Right not to be subject to Automated Decision Making, including Profiling (Article 22 - GDPR)
The WRC does not carry out any fully automated decision making or profiling using personal data.
10. Responsibilities of the Workplace Relations Commission (WRC)
The WRC has responsibility for the following:
Ensuring Appropriate Technical and Organisational Measures
The WRC will implement appropriate technical and organisational measures to ensure protection of personal data.
Maintaining a Record of Data Processing Activities (ROPA)
The WRC will maintain an inventory of its data processing activities in the manner prescribed by Regulation. The will be reviewed and signed off by the Management Committee on an annual basis.
Implementing Appropriate Agreements with Third Parties
The WRC will ensure that where such transfer of personal data is required, appropriate agreements, including data sharing agreements, memoranda of understanding, bilateral agreements and contracts (collectively “agreements”) with all third parties shall specify the purpose of the transfer, the requirement for adequate security, right to terminate processing, restrict further transfer to other parties, ensure that responses will be given to requests for information and the right to audit.
Transfers of Personal Data Outside of the European Economic Area
No such transfer is envisaged. In the event that such an occasion arises the WRC will not transfer the personal data of data subjects outside of the European Economic Area unless an adequate level of protection is ensured.

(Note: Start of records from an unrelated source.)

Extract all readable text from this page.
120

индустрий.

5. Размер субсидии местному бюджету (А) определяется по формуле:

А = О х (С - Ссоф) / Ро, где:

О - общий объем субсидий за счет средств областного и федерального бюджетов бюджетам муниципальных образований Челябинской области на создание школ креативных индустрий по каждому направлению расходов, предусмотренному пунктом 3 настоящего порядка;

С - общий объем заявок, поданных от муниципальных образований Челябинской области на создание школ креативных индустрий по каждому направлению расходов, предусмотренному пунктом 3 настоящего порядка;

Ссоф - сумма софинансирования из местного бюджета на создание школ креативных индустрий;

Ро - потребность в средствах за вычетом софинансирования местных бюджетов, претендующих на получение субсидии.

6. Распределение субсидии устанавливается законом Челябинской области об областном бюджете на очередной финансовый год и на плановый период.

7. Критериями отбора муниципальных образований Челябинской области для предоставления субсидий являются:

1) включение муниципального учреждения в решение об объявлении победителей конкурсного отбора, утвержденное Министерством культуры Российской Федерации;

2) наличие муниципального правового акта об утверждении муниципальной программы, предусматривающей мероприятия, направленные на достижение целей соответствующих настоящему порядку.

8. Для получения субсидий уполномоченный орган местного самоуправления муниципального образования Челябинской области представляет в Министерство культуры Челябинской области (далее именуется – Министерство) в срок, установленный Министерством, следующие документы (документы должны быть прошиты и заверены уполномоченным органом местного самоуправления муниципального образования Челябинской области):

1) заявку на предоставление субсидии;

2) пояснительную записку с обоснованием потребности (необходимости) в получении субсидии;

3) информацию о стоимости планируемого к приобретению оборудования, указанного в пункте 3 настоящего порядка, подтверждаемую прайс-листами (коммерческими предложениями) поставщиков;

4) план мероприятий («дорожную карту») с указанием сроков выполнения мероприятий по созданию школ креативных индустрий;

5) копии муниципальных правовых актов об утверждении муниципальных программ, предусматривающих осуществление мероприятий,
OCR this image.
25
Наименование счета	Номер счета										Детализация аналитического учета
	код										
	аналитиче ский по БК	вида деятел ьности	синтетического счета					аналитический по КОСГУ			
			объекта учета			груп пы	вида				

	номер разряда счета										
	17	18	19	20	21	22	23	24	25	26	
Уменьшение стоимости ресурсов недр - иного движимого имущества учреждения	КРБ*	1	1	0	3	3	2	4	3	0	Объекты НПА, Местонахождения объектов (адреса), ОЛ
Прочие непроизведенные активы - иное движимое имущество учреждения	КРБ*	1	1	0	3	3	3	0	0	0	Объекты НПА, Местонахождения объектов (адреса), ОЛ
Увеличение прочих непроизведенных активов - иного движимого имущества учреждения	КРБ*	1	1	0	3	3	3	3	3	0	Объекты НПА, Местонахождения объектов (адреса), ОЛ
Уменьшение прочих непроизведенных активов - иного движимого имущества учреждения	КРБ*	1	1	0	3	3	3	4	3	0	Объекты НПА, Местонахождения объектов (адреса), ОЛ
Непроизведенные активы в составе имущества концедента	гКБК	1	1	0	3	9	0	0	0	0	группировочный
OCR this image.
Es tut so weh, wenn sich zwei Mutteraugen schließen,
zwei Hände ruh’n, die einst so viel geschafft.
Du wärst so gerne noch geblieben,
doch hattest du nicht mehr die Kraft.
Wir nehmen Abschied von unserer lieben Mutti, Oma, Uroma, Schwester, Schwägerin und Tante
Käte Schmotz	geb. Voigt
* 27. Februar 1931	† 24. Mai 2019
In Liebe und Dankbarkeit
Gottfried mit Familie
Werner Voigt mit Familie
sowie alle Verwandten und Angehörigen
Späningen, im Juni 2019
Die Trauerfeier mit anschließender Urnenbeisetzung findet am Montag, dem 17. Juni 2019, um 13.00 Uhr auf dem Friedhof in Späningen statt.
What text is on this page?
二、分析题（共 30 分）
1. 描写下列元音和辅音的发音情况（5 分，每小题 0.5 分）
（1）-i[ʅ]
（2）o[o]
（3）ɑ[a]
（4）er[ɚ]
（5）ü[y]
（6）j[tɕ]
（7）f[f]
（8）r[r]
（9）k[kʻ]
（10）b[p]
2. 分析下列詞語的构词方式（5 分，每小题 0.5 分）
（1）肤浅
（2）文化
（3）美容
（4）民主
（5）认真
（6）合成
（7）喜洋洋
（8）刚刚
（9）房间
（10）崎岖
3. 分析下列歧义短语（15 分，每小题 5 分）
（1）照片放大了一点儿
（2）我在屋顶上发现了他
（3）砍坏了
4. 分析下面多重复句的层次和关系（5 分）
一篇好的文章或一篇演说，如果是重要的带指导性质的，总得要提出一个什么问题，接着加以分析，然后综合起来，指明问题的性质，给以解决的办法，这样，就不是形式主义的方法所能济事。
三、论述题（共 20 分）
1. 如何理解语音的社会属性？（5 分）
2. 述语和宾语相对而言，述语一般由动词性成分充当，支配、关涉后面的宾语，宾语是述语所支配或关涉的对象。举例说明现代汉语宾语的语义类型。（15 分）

Data Protection Impact Assessments (DPIAs)
The WRC will carry out a data impact assessment prior to any decision to implement new or significantly amend procedures and documentation in the context of its activities. As part of this process, a copy of the impact assessment shall be reviewed and signed-off with the WRC Data Protection Officer.
Personal Data Breaches
A personal data breach is defined in data protection law as meaning a breach of security leading to the accidental or unlawful destruction, loss, alteration, unauthorised disclosure of, or access to personal data transmitted, stored or otherwise processed. (e.g. the most common breach incidents that can occur are due to administrative error such as correspondence issuing to an unauthorised third party). The WRC deems any loss of personal data in paper or digital format to be a personal data breach.
The WRC has a protocol for dealing with personal data breaches. This protocol sets out the methodology for handling a personal data breach and for notification of the breach to Data Protection Commission and to data subjects where this is deemed necessary.
Governance
The WRC monitors compliance at Divisional and Management Committee level. In this regard, the Committee: receives
- Receives regular reports of data protection activities from WRC Divisions
- Receives regular reports from the Data Protection Liaison Officer
- Reviews data protection impact assessments and approves or requires further information or amendments where deemed appropriate to the design of data protection elements of projects
- Instigates investigations of data protection matters of interest
- Approves internal audits or compliance with this policy, and - any other such activities relating to data protection.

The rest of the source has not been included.